Our integrated programme of research and training across the UK and SA will draw on our expertise and access to diverse resources across our transnational network. Through the Hub activities, we will establish new infrastructure, expanding cutting-edge research capacity and we will comprehensively rejuvenate the discovery of novel antibiotics from NP sources.

Technical Summary

Antimicrobial resistance (AMR) constitutes one of the greatest threats to global public health. The leading AMR threats in South Africa (SA) reflect those on the WHO list of Critical/High Priority pathogens, which includes Gram-negative ESKAPE organisms, with growing levels of resistance to carbapenems and colistin. There is increasing concern over Sexually Transmitted Infections caused by resistant Neisseria gonorrhoea. There is a clear, unmet need for new agents to combat these bacterial pathogens.

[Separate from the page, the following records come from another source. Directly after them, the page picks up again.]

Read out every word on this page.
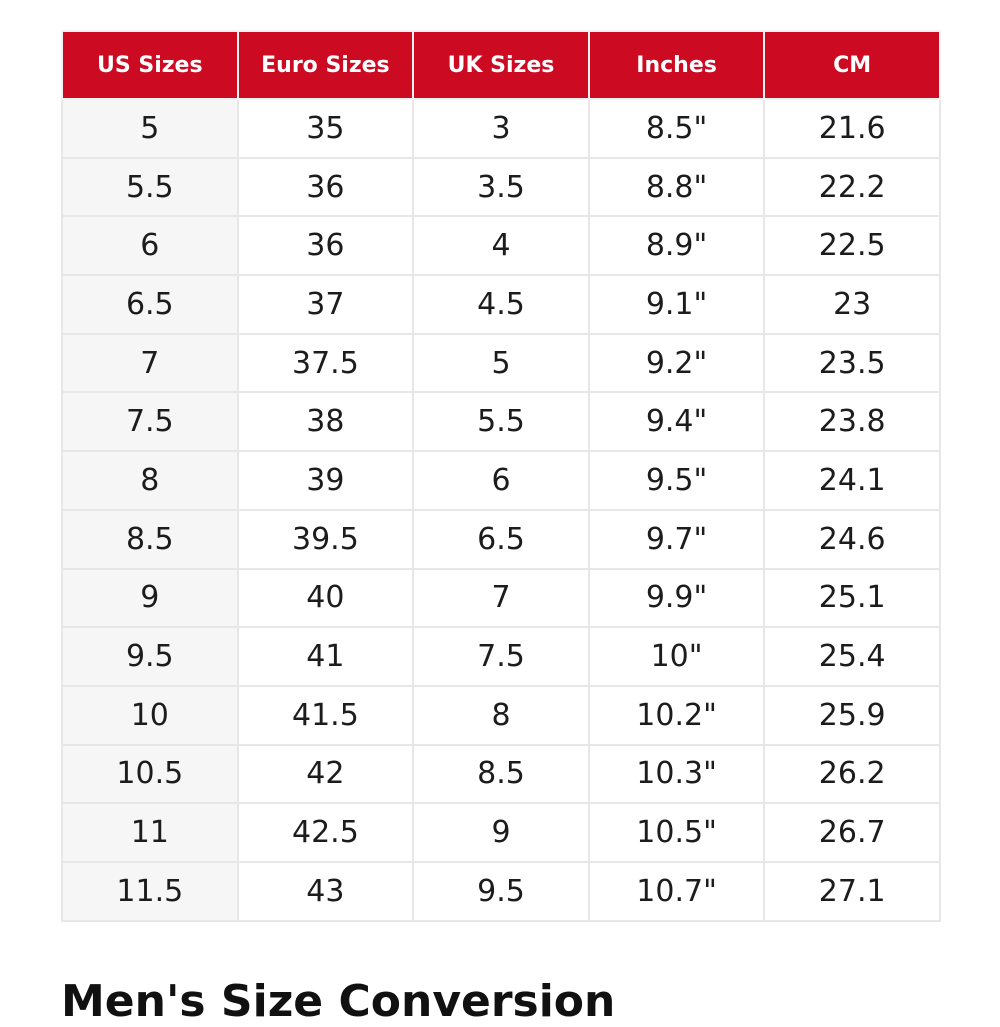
US Sizes	Euro Sizes	UK Sizes	Inches	CM
5	35	3	8.5"	21.6
5.5	36	3.5	8.8"	22.2
6	36	4	8.9"	22.5
6.5	37	4.5	9.1"	23
7	37.5	5	9.2"	23.5
7.5	38	5.5	9.4"	23.8
8	39	6	9.5"	24.1
8.5	39.5	6.5	9.7"	24.6
9	40	7	9.9"	25.1
9.5	41	7.5	10"	25.4
10	41.5	8	10.2"	25.9
10.5	42	8.5	10.3"	26.2
11	42.5	9	10.5"	26.7
11.5	43	9.5	10.7"	27.1
Men's Size Conversion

We will build on the extensive repertoire of SA and UK drug discovery expertise, with the aim of unlocking the potential resources contained in natural marine and terrestrial biota. In this work, we will have a strong emphasis on samples from SA, which is the 3rd most bio-diverse natural habitat on Earth and has the potential to deliver key natural product (NP)-derived antibiotics that are new to science and able to help meet the need for new antibiotics.NPs are an unprecedented starting point for antibiotic discovery; NPs and their synthetic analogues are the sources of >80% of all clinically-utilised antibiotics. They represent the only validated source of chemical diversity capable of delivering a sustained pipeline of novel antibacterial drug candidates.

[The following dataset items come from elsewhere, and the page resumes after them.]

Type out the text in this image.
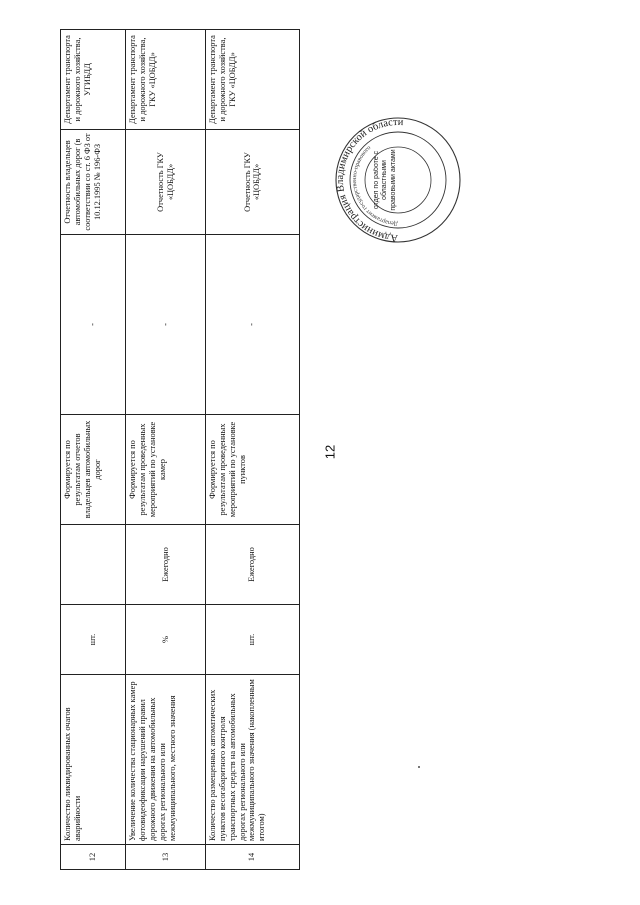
12	Количество ликвидированных очагов аварийности	шт.		Формируется по результатам отчетов владельцев автомобильных дорог	-	Отчетность владельцев автомобильных дорог (в соответствии со ст. 6 ФЗ от 10.12.1995 № 196-ФЗ	Департамент транспорта и дорожного хозяйства, УГИБДД
13	Увеличение количества стационарных камер фотовидеофиксации нарушений правил дорожного движения на автомобильных дорогах регионального или межмуниципального, местного значения	%	Ежегодно	Формируется по результатам проведенных мероприятий по установке камер	-	Отчетность ГКУ «ЦОБДД»	Департамент транспорта и дорожного хозяйства, ГКУ «ЦОБДД»
14	Количество размещенных автоматических пунктов весогабаритного контроля транспортных средств на автомобильных дорогах регионального или межмуниципального значения (накопленным итогом)	шт.	Ежегодно	Формируется по результатам проведенных мероприятий по установке пунктов	-	Отчетность ГКУ «ЦОБДД»	Департамент транспорта и дорожного хозяйства, ГКУ «ЦОБДД»
12
Администрация Владимирской области
Департамент государственно-правового
отдел по работе с областными правовыми актами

Our project consortium is a complementary, multi-disciplinary and balanced team of international experts in clinical/medical microbiology, natural product discovery, medicinal chemistry, antibiotic evaluation, biophysical analysis, bioinformatics, metagenomics, in silico discovery and molecular biology. Team members have successfully delivered multi-partner, multi-national research programmes and there are already established collaborations between SA and the UK within our group. Working together on this project will strengthen the current collaborations, forge new long-term relationships and further develop AMR drug discovery by building capacity for future research to explore the NP diversity in samples from SA and other locations and provide an on-going supply chain of new antibiotic leads.In the integrated research projects proposed in this Hub, we will deploy new approaches for NP discovery, with an emphasis on samples selected from the highly diverse SA terrestrial and marine biota, which has yet to be systematically screened for antibacterial compounds. We will examine NP extract libraries that have not been mined for antibiotic candidates and we will also explore the hidden potential of microbes by mining metagenomic datasets and the genomes of cultured isolates. This approach will overcome many of the previous limitations of NP discovery, mitigating risks to maximise the potential for delivery of new antibiotic candidate hits.
We will conduct exchange visits for post doctoral researchers in both directions between SA and the UK and we will deliver a series of training workshops in both countries for PhD students and early career researchers. This will include training in basic sample collection and antimicrobial discovery methods, through to specialist training in NP characterisation and analysis tools, bioinformatics, lead optimisation, preliminary in vivo evaluation, PK/PD and entrepreneurship."